Mesajı Okuyun
Old 08-04-2013, 09:35   #7
Mehmet Mustafa ÖZÜNVER

 
Varsayılan

Zarar gören kişinin kamu görevlisine adli yargıda dava açabilmesi, idare aleyhine kamu hukuku ilkelerine göre dava açmasına engel olmamalıdır. Aslında hizmet dolayısıyla işlenmiş kişisel kusurlardan hem idare hem kamu görevlisi sorumludur. Bu durum doktrinde sorumlulukların birleşmesi ilkesi olarak adlandırılıyor. Ancak sorumluluklarının birleşmesi hem idareden hem de kamu göevlisinden ayrı ayrı tazminat almak anlamına da gelmiyor. Kişiye bir tercih imkanı sağlanmış olup ister kamu görevlisine istere de idare aleyhine dava açmakta bir tercih imkanı sağlıyor.

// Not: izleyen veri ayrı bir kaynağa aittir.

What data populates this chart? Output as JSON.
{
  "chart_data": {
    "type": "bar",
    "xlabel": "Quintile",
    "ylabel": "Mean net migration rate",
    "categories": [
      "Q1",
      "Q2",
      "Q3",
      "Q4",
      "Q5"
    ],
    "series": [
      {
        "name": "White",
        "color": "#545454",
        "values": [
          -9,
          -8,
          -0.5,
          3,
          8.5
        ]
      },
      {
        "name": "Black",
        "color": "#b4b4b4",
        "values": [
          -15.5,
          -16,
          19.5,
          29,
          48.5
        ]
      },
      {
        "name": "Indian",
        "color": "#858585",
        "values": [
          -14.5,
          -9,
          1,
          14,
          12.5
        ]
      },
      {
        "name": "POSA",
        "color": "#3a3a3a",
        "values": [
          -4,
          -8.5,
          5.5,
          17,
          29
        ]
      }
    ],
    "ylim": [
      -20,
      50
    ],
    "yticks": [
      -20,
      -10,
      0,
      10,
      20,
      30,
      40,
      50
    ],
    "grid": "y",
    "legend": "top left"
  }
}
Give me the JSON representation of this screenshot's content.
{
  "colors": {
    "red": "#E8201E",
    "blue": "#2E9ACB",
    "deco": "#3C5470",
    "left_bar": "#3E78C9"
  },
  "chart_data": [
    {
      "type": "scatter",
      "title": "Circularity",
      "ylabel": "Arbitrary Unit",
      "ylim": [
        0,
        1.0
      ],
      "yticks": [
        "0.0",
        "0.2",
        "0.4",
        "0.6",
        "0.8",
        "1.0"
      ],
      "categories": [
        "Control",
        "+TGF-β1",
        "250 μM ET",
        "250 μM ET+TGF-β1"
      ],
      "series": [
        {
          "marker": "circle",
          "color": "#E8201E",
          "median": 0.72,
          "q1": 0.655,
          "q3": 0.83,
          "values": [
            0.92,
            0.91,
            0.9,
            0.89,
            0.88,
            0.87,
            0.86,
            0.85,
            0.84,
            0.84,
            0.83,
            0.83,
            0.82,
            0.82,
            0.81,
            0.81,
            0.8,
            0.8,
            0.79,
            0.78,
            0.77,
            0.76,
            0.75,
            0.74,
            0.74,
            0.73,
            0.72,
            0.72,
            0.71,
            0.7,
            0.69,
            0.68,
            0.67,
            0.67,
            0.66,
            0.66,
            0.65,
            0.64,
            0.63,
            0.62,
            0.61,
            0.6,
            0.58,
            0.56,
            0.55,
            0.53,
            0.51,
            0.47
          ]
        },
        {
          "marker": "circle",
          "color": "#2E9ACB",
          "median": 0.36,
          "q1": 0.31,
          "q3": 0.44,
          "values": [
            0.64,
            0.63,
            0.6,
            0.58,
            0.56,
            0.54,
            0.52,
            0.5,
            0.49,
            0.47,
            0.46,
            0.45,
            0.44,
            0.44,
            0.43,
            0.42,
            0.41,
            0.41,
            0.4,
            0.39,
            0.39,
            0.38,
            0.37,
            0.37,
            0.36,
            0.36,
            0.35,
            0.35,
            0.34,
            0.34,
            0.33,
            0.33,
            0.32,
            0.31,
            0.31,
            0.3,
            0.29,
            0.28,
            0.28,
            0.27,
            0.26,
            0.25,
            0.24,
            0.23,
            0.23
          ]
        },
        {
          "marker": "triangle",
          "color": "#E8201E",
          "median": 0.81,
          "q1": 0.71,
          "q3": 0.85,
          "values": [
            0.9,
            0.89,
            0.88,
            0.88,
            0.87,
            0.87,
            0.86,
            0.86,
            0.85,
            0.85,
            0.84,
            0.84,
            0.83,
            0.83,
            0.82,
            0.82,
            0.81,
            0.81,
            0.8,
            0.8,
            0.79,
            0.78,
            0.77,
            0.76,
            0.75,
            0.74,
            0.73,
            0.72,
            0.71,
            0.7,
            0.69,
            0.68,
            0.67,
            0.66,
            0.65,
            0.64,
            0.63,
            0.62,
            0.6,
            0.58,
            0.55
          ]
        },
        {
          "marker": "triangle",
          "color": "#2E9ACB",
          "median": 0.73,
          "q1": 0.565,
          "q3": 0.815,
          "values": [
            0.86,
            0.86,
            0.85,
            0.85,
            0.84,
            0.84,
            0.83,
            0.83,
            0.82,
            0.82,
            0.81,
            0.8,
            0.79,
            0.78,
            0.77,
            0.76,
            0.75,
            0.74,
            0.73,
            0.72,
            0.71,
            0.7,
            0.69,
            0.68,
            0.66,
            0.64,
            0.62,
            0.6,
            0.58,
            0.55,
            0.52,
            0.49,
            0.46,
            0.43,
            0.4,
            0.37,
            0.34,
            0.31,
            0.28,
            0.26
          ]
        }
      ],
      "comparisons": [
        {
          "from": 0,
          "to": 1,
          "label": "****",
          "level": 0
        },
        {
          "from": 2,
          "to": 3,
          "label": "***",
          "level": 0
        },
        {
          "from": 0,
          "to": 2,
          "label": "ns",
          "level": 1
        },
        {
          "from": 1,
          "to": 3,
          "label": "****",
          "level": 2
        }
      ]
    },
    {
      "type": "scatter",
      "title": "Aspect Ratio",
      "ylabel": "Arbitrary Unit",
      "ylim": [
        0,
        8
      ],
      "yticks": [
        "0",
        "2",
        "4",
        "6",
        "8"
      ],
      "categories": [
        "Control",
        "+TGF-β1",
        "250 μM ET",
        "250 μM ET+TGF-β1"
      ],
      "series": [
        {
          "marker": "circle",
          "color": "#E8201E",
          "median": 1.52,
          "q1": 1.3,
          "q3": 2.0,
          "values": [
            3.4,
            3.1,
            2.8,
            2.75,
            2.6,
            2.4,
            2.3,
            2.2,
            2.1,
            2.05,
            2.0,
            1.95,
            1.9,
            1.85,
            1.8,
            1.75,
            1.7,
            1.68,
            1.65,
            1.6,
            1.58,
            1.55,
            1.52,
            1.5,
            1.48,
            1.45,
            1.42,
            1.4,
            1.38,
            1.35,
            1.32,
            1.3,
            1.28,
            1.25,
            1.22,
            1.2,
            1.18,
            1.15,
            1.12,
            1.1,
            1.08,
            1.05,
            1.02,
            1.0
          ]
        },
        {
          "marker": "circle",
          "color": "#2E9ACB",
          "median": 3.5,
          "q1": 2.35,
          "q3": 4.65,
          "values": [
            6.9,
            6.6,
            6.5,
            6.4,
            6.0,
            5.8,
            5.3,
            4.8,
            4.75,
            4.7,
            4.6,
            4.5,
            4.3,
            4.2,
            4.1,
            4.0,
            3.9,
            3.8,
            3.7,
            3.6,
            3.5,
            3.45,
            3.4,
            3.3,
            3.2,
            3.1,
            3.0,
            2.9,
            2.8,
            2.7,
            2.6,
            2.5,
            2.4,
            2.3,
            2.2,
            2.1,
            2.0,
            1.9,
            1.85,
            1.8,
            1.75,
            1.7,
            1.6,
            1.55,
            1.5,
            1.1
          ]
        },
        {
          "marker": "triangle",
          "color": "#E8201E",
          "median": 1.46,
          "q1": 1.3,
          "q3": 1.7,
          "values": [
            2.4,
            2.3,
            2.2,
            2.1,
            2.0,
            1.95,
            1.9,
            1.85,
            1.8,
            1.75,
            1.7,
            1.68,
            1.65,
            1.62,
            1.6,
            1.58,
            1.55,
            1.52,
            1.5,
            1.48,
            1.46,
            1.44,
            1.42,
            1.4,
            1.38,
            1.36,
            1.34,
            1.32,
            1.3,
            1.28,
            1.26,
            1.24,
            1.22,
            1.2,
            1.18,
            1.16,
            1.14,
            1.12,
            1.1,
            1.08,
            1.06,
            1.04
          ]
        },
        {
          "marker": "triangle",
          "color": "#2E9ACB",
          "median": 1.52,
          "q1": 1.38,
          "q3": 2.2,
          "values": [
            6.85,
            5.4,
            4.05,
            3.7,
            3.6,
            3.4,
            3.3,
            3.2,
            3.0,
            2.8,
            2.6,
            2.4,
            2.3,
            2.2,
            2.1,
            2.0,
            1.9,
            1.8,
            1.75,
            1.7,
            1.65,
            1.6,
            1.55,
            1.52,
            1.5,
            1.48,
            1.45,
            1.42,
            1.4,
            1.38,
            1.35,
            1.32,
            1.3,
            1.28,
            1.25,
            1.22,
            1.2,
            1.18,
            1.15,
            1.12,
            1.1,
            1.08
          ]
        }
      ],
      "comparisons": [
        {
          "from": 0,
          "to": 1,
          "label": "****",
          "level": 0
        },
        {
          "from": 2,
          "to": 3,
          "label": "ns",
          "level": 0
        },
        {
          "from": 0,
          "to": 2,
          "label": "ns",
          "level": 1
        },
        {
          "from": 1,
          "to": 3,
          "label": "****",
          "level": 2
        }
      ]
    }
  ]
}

Ayrıca kamu görevlisinden tazmin edilemeyen zarar miktarı idareden tazmin edilebilir.

Özellikle manevi tazminat davalarında benimsediğim ceza görüşünde, zarar verenin malvarlığının azalması ile zarara uğrayanın öç alma duygusu yatışmakta ve ruhsal bir rahatlığa kavuşmaktadır. Bir nevi zarar gören yararına kişi cezalandırılmaktadır. Bu ayrımın kaldırılması ile manevi tazminatın bu işlevi, rücu mekanizmasındaki aksaklıklarda düşünülecek olursa, ortadan kalkmaktadır.